Pete Herzog
Pete Herzog plays dirt road country blues in a style uniquely
his own. His music reaches back to an ancient place. “I’ve
always been attracted to a common sound that reaches back through
the ages and touches all people at a basic level. Even when composing
a contemporary song, I strive to make connections with those
older places and feelings.”
Pete plays a variety of blues way beyond the standard 12 bars
and 3 chords, including roots music from the times when European
and African rhythms were combined. He plays fingerstyle guitar
with a flat pick in an exciting, expressive and unusual manner,
using several different guitars with different modal tunings.
Pete has spent years learning his craft, not only from other
musicians and recordings but from life. He spent time working
on the railroad as a gandydancer in a traveling steel gang, learning
arhoolies and steel driving songs sung as they were originally
given voice. He learned “Linin Track” while lining
track and learned call and response style songs while driving
rail road spikes into hard wood ties.
Finding bands had too much drama, Pete did some solo performing
before becoming disillusion with playing out. Instead, he spent
his time pickin on the porch. Now he's back performing and with
a new CD Homestyle.
For more information, visit peteherzogmusic.com.
Jerry Zybach
An accomplished vocalist, guitarist, bassist, band
leader, songwriter, arranger and producer, Jerry Zybach continues
to stretch and grow as an artist, with multiple music projects
in genres from blues to R&B, rock, Americana, country and
bluegrass--primitive through progressive. Ever think you'd
hear blues slide ukulele? How about screamin' electric slide
on a cigar box guitar?

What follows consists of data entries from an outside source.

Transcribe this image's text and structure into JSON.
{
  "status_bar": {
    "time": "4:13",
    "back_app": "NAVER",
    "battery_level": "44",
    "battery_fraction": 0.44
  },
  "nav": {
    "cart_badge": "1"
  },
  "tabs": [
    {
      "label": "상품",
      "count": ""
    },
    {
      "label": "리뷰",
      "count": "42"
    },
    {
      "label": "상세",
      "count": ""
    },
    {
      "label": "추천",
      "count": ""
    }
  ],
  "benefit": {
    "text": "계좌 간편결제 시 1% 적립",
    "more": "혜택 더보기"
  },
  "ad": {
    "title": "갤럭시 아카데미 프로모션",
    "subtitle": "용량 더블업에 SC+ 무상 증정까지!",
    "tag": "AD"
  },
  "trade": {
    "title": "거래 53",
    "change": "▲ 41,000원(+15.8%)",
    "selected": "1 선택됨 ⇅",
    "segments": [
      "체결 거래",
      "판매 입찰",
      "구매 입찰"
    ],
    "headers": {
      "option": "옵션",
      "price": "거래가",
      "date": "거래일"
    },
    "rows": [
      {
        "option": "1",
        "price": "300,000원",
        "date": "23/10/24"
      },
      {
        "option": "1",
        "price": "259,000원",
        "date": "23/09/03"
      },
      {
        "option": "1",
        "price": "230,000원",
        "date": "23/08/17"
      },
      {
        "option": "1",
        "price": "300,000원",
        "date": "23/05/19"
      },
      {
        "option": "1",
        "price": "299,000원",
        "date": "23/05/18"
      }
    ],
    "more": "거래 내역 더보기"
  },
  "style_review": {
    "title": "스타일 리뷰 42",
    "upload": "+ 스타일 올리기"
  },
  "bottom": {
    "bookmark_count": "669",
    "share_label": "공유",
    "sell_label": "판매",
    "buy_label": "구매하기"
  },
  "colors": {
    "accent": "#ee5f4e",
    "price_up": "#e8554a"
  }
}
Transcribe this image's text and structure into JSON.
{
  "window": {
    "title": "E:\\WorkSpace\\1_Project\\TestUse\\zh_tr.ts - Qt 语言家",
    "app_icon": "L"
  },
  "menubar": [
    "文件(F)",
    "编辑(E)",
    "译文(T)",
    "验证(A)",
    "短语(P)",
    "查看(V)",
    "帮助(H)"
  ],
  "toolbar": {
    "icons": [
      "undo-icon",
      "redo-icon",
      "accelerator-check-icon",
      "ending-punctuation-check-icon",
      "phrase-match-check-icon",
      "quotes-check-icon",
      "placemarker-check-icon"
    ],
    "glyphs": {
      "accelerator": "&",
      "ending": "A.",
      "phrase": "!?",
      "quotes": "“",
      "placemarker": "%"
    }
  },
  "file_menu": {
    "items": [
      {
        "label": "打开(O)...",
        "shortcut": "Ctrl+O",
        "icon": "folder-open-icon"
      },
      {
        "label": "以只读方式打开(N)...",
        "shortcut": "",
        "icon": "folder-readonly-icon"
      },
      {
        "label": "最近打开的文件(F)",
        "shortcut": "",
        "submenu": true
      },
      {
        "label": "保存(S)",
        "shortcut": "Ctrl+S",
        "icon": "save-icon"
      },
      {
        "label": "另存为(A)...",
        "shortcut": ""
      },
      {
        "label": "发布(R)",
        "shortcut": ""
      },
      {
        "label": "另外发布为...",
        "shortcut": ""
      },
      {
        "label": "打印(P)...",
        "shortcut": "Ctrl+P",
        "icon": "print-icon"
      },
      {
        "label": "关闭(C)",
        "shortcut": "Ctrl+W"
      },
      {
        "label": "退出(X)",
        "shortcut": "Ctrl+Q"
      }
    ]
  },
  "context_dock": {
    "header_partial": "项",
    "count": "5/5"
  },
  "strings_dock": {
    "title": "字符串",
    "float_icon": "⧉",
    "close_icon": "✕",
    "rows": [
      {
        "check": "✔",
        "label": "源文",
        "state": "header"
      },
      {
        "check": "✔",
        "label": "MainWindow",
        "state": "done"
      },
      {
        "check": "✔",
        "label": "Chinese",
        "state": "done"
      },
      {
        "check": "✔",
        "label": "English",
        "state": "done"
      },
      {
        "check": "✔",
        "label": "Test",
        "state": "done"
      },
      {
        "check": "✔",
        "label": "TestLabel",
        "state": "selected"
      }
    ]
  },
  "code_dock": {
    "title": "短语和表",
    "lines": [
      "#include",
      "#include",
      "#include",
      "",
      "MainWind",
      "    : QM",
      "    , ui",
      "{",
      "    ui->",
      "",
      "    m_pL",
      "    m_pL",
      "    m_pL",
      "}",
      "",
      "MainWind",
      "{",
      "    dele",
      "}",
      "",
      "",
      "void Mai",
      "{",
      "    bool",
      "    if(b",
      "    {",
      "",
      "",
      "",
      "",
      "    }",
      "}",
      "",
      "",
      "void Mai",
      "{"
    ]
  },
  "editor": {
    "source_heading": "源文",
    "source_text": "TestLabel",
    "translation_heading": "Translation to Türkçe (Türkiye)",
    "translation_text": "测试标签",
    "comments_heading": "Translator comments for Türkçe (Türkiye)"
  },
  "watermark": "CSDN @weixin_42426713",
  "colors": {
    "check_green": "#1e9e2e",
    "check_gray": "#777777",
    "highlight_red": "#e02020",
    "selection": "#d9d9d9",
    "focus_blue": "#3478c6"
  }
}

He makes his shows unique, fun and deeply
entertaining.
Zybach builds and plays cigar box guitars—instruments from "back
in the day", when musicians built stringed instruments
out of whatever they could find because they couldn't afford "store
bought" ones. He also plays a wide array of not so everyday
instruments--diddlybows, dulcimers, ukuleles and a silverware
box stand up bass, to name a few.
For more information, visit stagehogs.com.
Aireene Espiritu and Rick Di Dia
Poaching from the blues, jazz, folk ballads, stomps, bluegrass
and hollars, Rick and Aireene pick, strum, stomp, slide and sing
their own brand of stripped down Americana. By taking pieces
of the past; your story, my story, our ancestor's stories, they
paint pictures of places and people's lives, the day-to-days,
little stories from different times and cobble them together
to make the old sound new in an old sort of way.
Rick plays in various tunings and has developed a unique lap-style
playing method that results in an intriguing array of chords,
single note lead runs and sliding that looks as if he is chasing
notes from one end of the neck to the other. Aireene, a native
of the Philippines, plays a 1950's Martin tenor ukulele,
and crafts simple yet hauntingly beautiful songs that are highlighted
by her deep and down-to-earth vocals.
Individually, they deliver songs that ignite the fire of old
memories and carries the listener to forgotten places. Together,
their rich mixture of personalities, cultures and musical approaches – one
simple and the other complex - is precisely what makes their
blend of music sing like no other. They draw their strength from
a wealth of American musical traditions but conjure up their
own route into timeless storytelling.
Spending the last year playing consistently throughout the
San Francisco Bay Area, along with jaunts to Los Angeles, New
York, New Jersey and Philadelphia, Rick and Aireene are encouraged
by the response. They have played at venues such as The Bitter
End, CBGBs, The Fillmore, Freight and Salvage, and The House
of Blues. Together they have supported and/or played with such
acts as Rogue Wave, My Morning Jacket, Carolina Chocolate Drops,
Rickie Lee Jones, Willie Nelson and Odetta.